Friday 24 November 2017

Bennis: 'Element of surprise is gone for Dublin now'

Former Limerick boss tips Treaty to progress

Richie Bennis was the last manager to bring Limerick to the All-Ireland final
Richie Bennis was the last manager to bring Limerick to the All-Ireland final
Donnchadh Boyle

Donnchadh Boyle

Successive All-Ireland quarter-final appearances in 2011 and 2012 followed by two All-Ireland semi-final berths in 2013 and 2014 mark out a obvious graph of progress for Limerick hurling.

Throw in a Munster title secured in 2013 and things seem very rosy indeed. But it also leaves them with only one place to go if they are continue their progression of the last few seasons.

An All-Ireland final appearance is the next obvious step but heading to Semple Stadium tonight to face Dublin, they face the daunting prospect of being just the third Limerick side not to reach at least the All-Ireland quarter-final in the last ten seasons.

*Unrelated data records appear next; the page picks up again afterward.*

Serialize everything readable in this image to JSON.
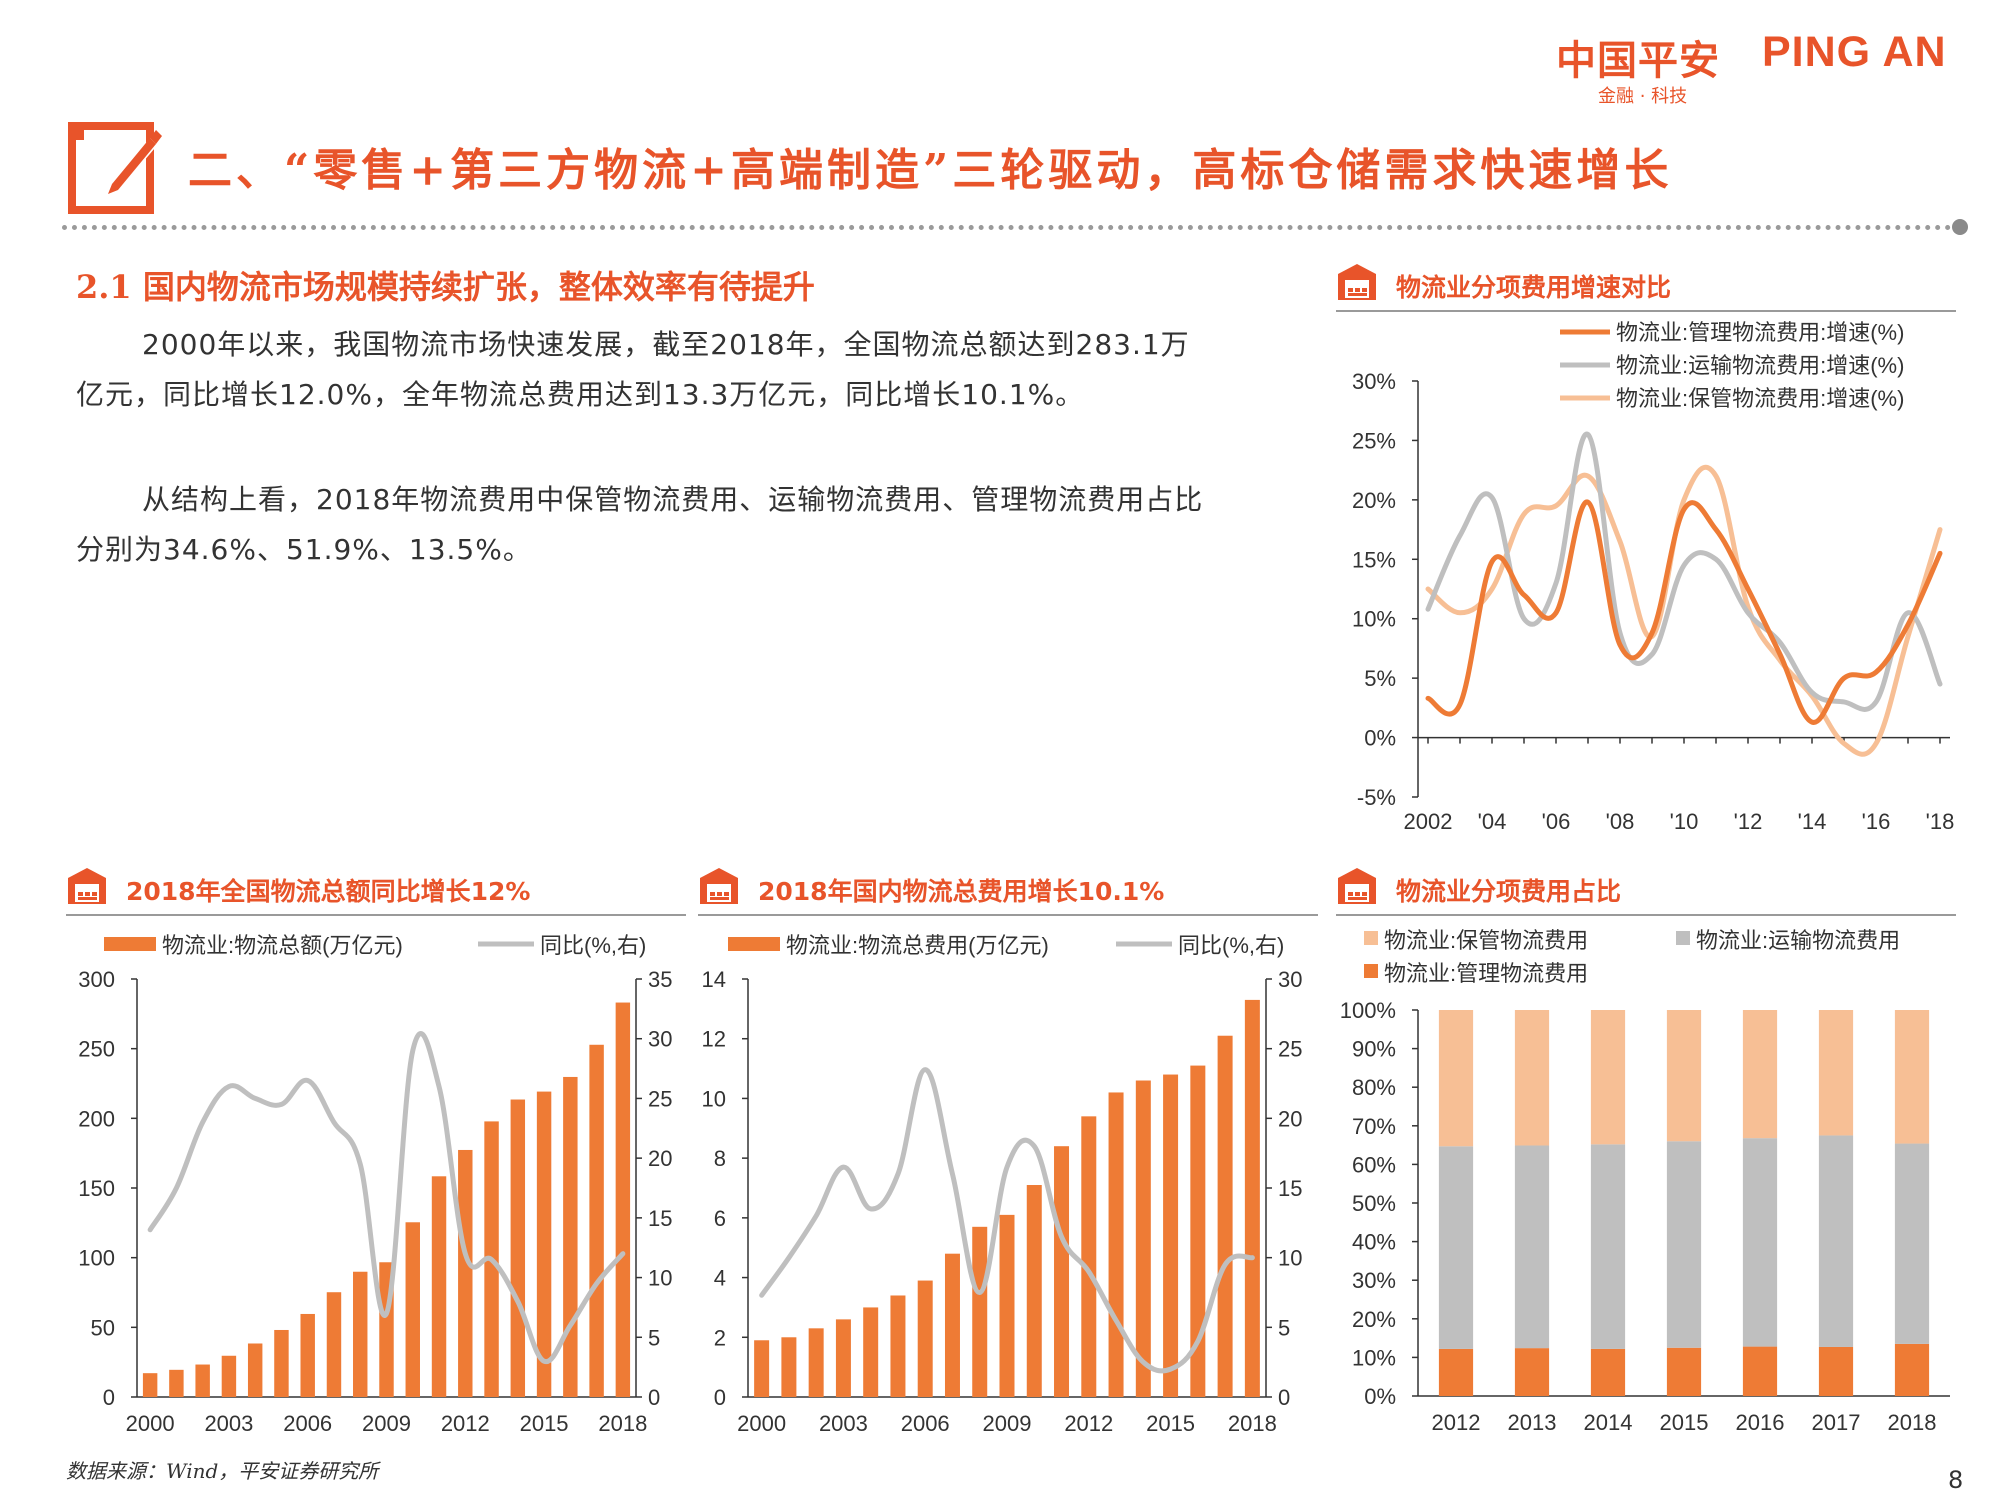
{
  "logo": {
    "cn": "中国平安",
    "en": "PING AN",
    "sub": "金融 · 科技"
  },
  "main_title": "二、“零售+第三方物流+高端制造”三轮驱动，高标仓储需求快速增长",
  "section_title": "2.1  国内物流市场规模持续扩张，整体效率有待提升",
  "paragraphs": [
    "2000年以来，我国物流市场快速发展，截至2018年，全国物流总额达到283.1万亿元，同比增长12.0%，全年物流总费用达到13.3万亿元，同比增长10.1%。",
    "从结构上看，2018年物流费用中保管物流费用、运输物流费用、管理物流费用占比分别为34.6%、51.9%、13.5%。"
  ],
  "chart_titles": {
    "c1": "物流业分项费用增速对比",
    "c2": "2018年全国物流总额同比增长12%",
    "c3": "2018年国内物流总费用增长10.1%",
    "c4": "物流业分项费用占比"
  },
  "source": "数据来源：Wind，平安证券研究所",
  "page_number": "8",
  "colors": {
    "orange": "#ee7b35",
    "gray": "#bfbfbf",
    "peach": "#f7bf95",
    "brand": "#e8542a"
  },
  "chart_data": [
    {
      "id": "c1",
      "type": "line",
      "title": "物流业分项费用增速对比",
      "x": [
        2002,
        2003,
        2004,
        2005,
        2006,
        2007,
        2008,
        2009,
        2010,
        2011,
        2012,
        2013,
        2014,
        2015,
        2016,
        2017,
        2018
      ],
      "x_tick_labels": [
        "2002",
        "'04",
        "'06",
        "'08",
        "'10",
        "'12",
        "'14",
        "'16",
        "'18"
      ],
      "ylim": [
        -5,
        30
      ],
      "y_tick_labels": [
        "-5%",
        "0%",
        "5%",
        "10%",
        "15%",
        "20%",
        "25%",
        "30%"
      ],
      "legend_position": "top-right",
      "series": [
        {
          "name": "物流业:管理物流费用:增速(%)",
          "color": "#ee7b35",
          "values": [
            3.3,
            2.8,
            14.8,
            12.0,
            10.5,
            19.8,
            7.8,
            8.8,
            19.2,
            17.5,
            12.5,
            7.0,
            1.3,
            5.0,
            5.5,
            9.5,
            15.5
          ]
        },
        {
          "name": "物流业:运输物流费用:增速(%)",
          "color": "#bfbfbf",
          "values": [
            10.8,
            17.0,
            20.2,
            10.0,
            13.0,
            25.5,
            8.8,
            7.0,
            14.5,
            15.0,
            10.5,
            8.0,
            3.8,
            3.0,
            3.0,
            10.5,
            4.5
          ]
        },
        {
          "name": "物流业:保管物流费用:增速(%)",
          "color": "#f7bf95",
          "values": [
            12.5,
            10.5,
            12.5,
            18.8,
            19.5,
            22.0,
            16.5,
            8.5,
            20.0,
            22.0,
            11.0,
            6.5,
            3.5,
            -0.5,
            -0.5,
            8.5,
            17.5
          ]
        }
      ]
    },
    {
      "id": "c2",
      "type": "bar",
      "title": "2018年全国物流总额同比增长12%",
      "categories": [
        2000,
        2001,
        2002,
        2003,
        2004,
        2005,
        2006,
        2007,
        2008,
        2009,
        2010,
        2011,
        2012,
        2013,
        2014,
        2015,
        2016,
        2017,
        2018
      ],
      "x_tick_labels": [
        "2000",
        "2003",
        "2006",
        "2009",
        "2012",
        "2015",
        "2018"
      ],
      "ylim": [
        0,
        300
      ],
      "y_ticks": [
        0,
        50,
        100,
        150,
        200,
        250,
        300
      ],
      "y2lim": [
        0,
        35
      ],
      "y2_ticks": [
        0,
        5,
        10,
        15,
        20,
        25,
        30,
        35
      ],
      "series": [
        {
          "name": "物流业:物流总额(万亿元)",
          "type": "bar",
          "color": "#ee7b35",
          "values": [
            17.1,
            19.5,
            23.3,
            29.6,
            38.4,
            48.1,
            59.6,
            75.2,
            89.9,
            96.7,
            125.4,
            158.4,
            177.3,
            197.8,
            213.5,
            219.2,
            229.7,
            252.8,
            283.1
          ]
        },
        {
          "name": "同比(%,右)",
          "type": "line",
          "axis": "right",
          "color": "#bfbfbf",
          "values": [
            14.0,
            17.5,
            23.0,
            26.0,
            25.0,
            24.5,
            26.5,
            23.0,
            19.5,
            7.0,
            29.0,
            26.0,
            12.0,
            11.5,
            8.0,
            3.0,
            6.0,
            9.5,
            12.0
          ]
        }
      ]
    },
    {
      "id": "c3",
      "type": "bar",
      "title": "2018年国内物流总费用增长10.1%",
      "categories": [
        2000,
        2001,
        2002,
        2003,
        2004,
        2005,
        2006,
        2007,
        2008,
        2009,
        2010,
        2011,
        2012,
        2013,
        2014,
        2015,
        2016,
        2017,
        2018
      ],
      "x_tick_labels": [
        "2000",
        "2003",
        "2006",
        "2009",
        "2012",
        "2015",
        "2018"
      ],
      "ylim": [
        0,
        14
      ],
      "y_ticks": [
        0,
        2,
        4,
        6,
        8,
        10,
        12,
        14
      ],
      "y2lim": [
        0,
        30
      ],
      "y2_ticks": [
        0,
        5,
        10,
        15,
        20,
        25,
        30
      ],
      "series": [
        {
          "name": "物流业:物流总费用(万亿元)",
          "type": "bar",
          "color": "#ee7b35",
          "values": [
            1.9,
            2.0,
            2.3,
            2.6,
            3.0,
            3.4,
            3.9,
            4.8,
            5.7,
            6.1,
            7.1,
            8.4,
            9.4,
            10.2,
            10.6,
            10.8,
            11.1,
            12.1,
            13.3
          ]
        },
        {
          "name": "同比(%,右)",
          "type": "line",
          "axis": "right",
          "color": "#bfbfbf",
          "values": [
            7.3,
            10.0,
            13.0,
            16.5,
            13.5,
            16.0,
            23.5,
            16.0,
            7.5,
            16.5,
            18.0,
            11.5,
            9.0,
            5.5,
            2.5,
            2.0,
            4.0,
            9.5,
            10.0
          ]
        }
      ]
    },
    {
      "id": "c4",
      "type": "bar",
      "stacked": true,
      "title": "物流业分项费用占比",
      "categories": [
        "2012",
        "2013",
        "2014",
        "2015",
        "2016",
        "2017",
        "2018"
      ],
      "ylim": [
        0,
        100
      ],
      "y_tick_labels": [
        "0%",
        "10%",
        "20%",
        "30%",
        "40%",
        "50%",
        "60%",
        "70%",
        "80%",
        "90%",
        "100%"
      ],
      "series": [
        {
          "name": "物流业:管理物流费用",
          "color": "#ee7b35",
          "values": [
            12.2,
            12.4,
            12.2,
            12.5,
            12.8,
            12.7,
            13.5
          ]
        },
        {
          "name": "物流业:运输物流费用",
          "color": "#bfbfbf",
          "values": [
            52.5,
            52.5,
            53.0,
            53.5,
            54.0,
            54.8,
            51.9
          ]
        },
        {
          "name": "物流业:保管物流费用",
          "color": "#f7bf95",
          "values": [
            35.3,
            35.1,
            34.8,
            34.0,
            33.2,
            32.5,
            34.6
          ]
        }
      ],
      "legend_order": [
        "物流业:保管物流费用",
        "物流业:运输物流费用",
        "物流业:管理物流费用"
      ]
    }
  ]
}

And the last man to manage the Treaty men to an All-Ireland decider, Richie Bennis, believes supporters are unsure what to expect from their side this evening.

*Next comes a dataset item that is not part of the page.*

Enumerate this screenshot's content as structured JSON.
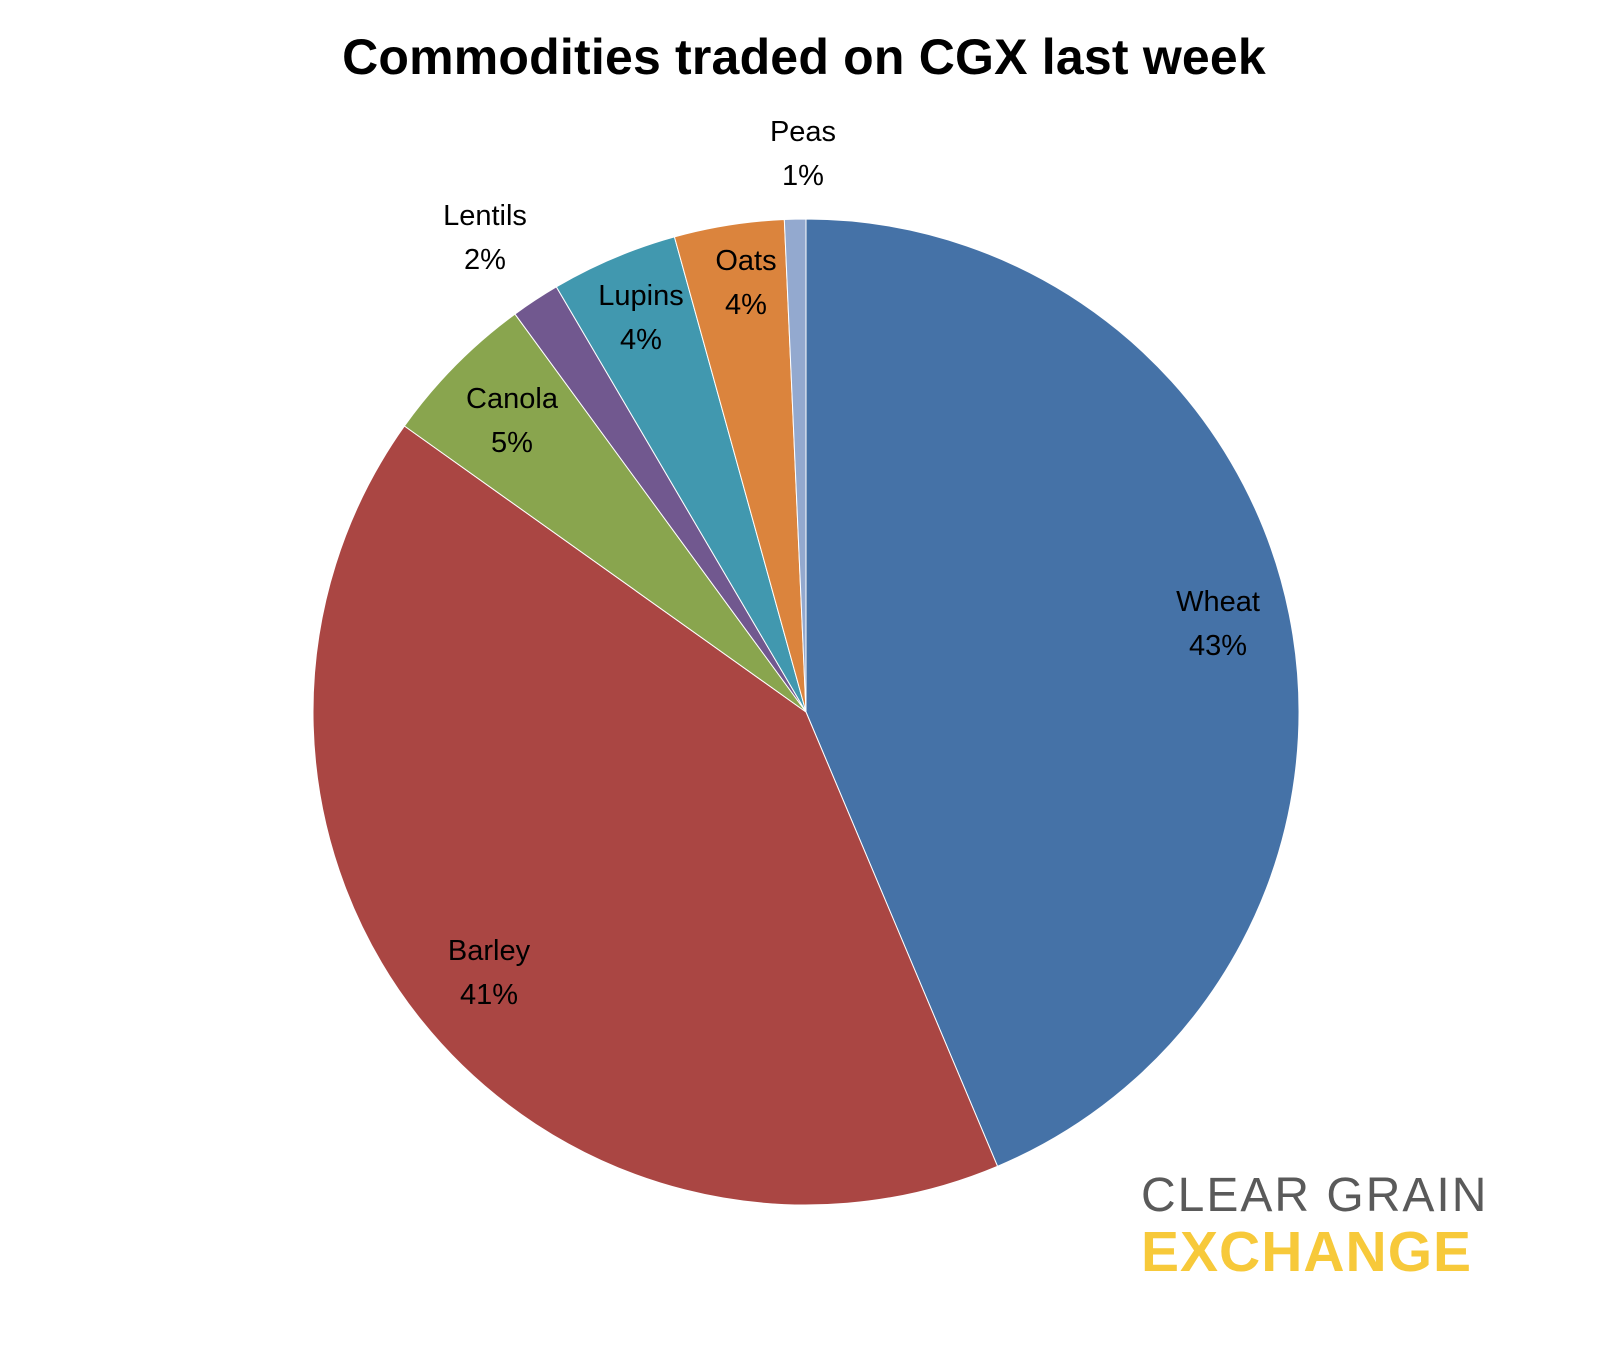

"I think people are confused," said the 1973 All-Ireland winner. "We are not sure where we are. You can forget about last Sunday.

"No disrespect to Westmeath but whether you won that game by 20 points or by the margin they won by they weren't going to be given much heed.

"We are developing a consistency but it's not one I like."


For Bennis, the game against Tipperary remains the best pointer. Keeping the boot on the throat of the Premier men for a third successive year was always going to be a big ask.

"It's hard to rouse yourself year after year for those games. Tipp will always come back at you. They have the resources to keep coming back year after year, more than we would have.

"A lot of people looked to blame the full-back line but that's not how I saw it. The Tipp half-back line had all the time they needed to deliver a pass.

"And Tipp had the forwards to do the damage then. With Tipperary you need to be stopping the supply and we just didn't do that."

The back door was always going to be perilous and they were given Dublin. The other option was Cork and that's the one Bennis would have preferred.

"It was either Dublin or Cork, it could only go that way. Both of them I think offer a similar challenge and they will be as hard to beat as each other but I would have preferred to be playing Cork.

"There'd be a fair rivalry between Cork and Limerick. There wouldn't be much of a rivalry with Dublin from down through the years at all really. And I think that would suit Limerick better to be playing a Cork team."

Dublin have just as much at stake. They are just a single defeat away from logging an underwhelming first season under Ger Cunningham and preparation has been poor with the news that experienced defender Mikey Carton has left the panel.

In Bennis' playing days, Dublin didn't provide much opposition and while he believes they will continue to impress, he thinks they might have to start all over again with a new team.

"I was up in Dublin for the league match with Limerick. They were much better than Limerick that day so there is lots to be done.

"They have great resources and good young teams coming through all the time. They were unlucky not to beat Kilkenny in the minor final in Croke Park last weekend so they are going to be around for a while.

"But I think Anthony Daly might have got the best out of that Dublin side. He did a good few years with them so I think the surprise element is gone for Dublin now.

"And I think Limerick like Semple. They seem to do their best hurling there so I think they'll win. There's a lot at stake here - only the best teams are left standing at this stage."